E foram as falhas técnicas que determinaram a derrota, minadas pelo arroubo teatral mal executado, que reverteu todo um possível processo de equilíbrio emocional, fundamental ante às pressões exógenas exercidas por 4500 pessoas em sufocante proximidade à quadra de jogo.

Com a ausência de um de seus bons armadores, O Fred, contundido em uma das mãos, viu-se a equipe brasileira perante a realidade de contar somente com o Hélio dividindo a armação da equipe com o Marcelo, em um quarto e meio onde a defesa argentina não permitia o drible incisivo do nosso cestinha para a direita, quando seu temível tiro de três encontra a maior eficiência, obrigando-o a progredir no drible à esquerda, seu ponto mais frágil, mas que o colocava na distância dos arremessos de dois pontos, não tão bem aceitos pelo mesmo. Enquanto isto, os argentinos progrediam no placar de dois em dois pontos, num forte jogo interior, pendurando, inclusive, com três faltas nossos melhores reboteiros, O Alirio e o Colonese.

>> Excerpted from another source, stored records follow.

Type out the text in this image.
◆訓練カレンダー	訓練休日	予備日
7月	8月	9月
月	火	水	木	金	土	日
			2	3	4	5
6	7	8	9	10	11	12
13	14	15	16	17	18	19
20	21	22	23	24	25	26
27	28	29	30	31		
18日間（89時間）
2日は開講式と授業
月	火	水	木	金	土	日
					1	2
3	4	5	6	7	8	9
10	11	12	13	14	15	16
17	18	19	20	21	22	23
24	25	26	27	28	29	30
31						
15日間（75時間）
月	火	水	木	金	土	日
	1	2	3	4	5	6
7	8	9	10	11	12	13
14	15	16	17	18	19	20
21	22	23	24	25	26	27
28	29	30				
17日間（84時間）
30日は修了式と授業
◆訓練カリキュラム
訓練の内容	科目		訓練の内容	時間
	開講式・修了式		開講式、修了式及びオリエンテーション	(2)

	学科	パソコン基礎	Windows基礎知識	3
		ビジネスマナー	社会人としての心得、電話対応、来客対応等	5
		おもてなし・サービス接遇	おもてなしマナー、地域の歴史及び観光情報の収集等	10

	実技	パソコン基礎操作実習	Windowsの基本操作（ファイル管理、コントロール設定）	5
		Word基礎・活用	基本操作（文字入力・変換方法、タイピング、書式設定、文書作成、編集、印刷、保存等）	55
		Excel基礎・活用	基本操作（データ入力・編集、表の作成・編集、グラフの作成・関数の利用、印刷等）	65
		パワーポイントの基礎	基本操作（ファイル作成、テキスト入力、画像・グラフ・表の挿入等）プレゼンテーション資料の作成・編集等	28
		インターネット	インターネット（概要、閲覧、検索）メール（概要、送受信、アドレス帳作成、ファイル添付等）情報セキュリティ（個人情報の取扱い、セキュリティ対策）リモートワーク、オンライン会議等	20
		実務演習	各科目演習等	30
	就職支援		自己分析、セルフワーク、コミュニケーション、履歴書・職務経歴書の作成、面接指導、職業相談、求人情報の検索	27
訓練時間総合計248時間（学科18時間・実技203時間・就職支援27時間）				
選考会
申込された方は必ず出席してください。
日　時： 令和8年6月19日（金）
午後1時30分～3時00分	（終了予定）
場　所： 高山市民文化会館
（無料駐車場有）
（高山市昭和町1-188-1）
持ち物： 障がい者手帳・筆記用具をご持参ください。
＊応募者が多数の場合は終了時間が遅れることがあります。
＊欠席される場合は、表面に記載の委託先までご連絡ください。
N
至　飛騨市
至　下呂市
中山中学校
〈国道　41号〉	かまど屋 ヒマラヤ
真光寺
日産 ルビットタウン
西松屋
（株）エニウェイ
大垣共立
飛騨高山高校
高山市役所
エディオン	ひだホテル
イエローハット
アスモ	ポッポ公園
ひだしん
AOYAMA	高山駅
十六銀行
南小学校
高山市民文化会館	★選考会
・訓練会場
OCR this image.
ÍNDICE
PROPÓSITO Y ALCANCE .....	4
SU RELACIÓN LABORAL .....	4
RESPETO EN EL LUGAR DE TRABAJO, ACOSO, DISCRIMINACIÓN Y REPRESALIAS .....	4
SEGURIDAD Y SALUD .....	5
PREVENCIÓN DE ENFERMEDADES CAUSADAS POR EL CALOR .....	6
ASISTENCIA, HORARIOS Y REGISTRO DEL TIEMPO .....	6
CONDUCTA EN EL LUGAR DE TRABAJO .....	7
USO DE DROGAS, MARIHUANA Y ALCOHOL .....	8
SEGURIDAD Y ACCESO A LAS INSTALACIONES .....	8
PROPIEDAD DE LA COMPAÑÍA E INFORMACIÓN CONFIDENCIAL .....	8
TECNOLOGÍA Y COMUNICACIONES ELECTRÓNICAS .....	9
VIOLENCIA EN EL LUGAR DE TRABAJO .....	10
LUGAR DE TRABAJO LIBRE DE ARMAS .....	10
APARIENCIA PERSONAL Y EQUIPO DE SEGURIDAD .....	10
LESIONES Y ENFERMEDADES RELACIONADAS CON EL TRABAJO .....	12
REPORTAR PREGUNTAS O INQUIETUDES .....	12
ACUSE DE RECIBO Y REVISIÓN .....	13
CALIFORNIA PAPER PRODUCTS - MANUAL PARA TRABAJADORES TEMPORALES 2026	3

Com a saída do Helio no terceiro quarto, a armação ficou com os dois irmãos, ambos liberados pela defesa argentina para o drible com a esquerda, dificultando ao máximo os arremessos de três pontos, obrigando-os aos passes por cima das coberturas aos pivôs feitas por uma defesa argentina atenta e taticamente bem preparada para enfrentá-los. A sucessão de erros e perdas de bola deram uma boa margem de 12 pontos aos donos da casa, que iniciaram o quarto final com ares de vencedores virtuais. Nesse momento, com a volta do Helio, e a manutenção dos irmãos e mais o retorno dos bons pivôs, mesmo que pendurados em faltas, a equipe do Flamengo pode contar pela primeira vez na partida com as velocidades defensiva e ofensiva ausentes até aquele momento, dando origem a boas interceptações de bola, e melhores pontos de arremessos de três pela direita, onde Marcelo e Duda são muito mais eficientes. A equipe empatou o jogo, e nesse momento não soube vencer a partida.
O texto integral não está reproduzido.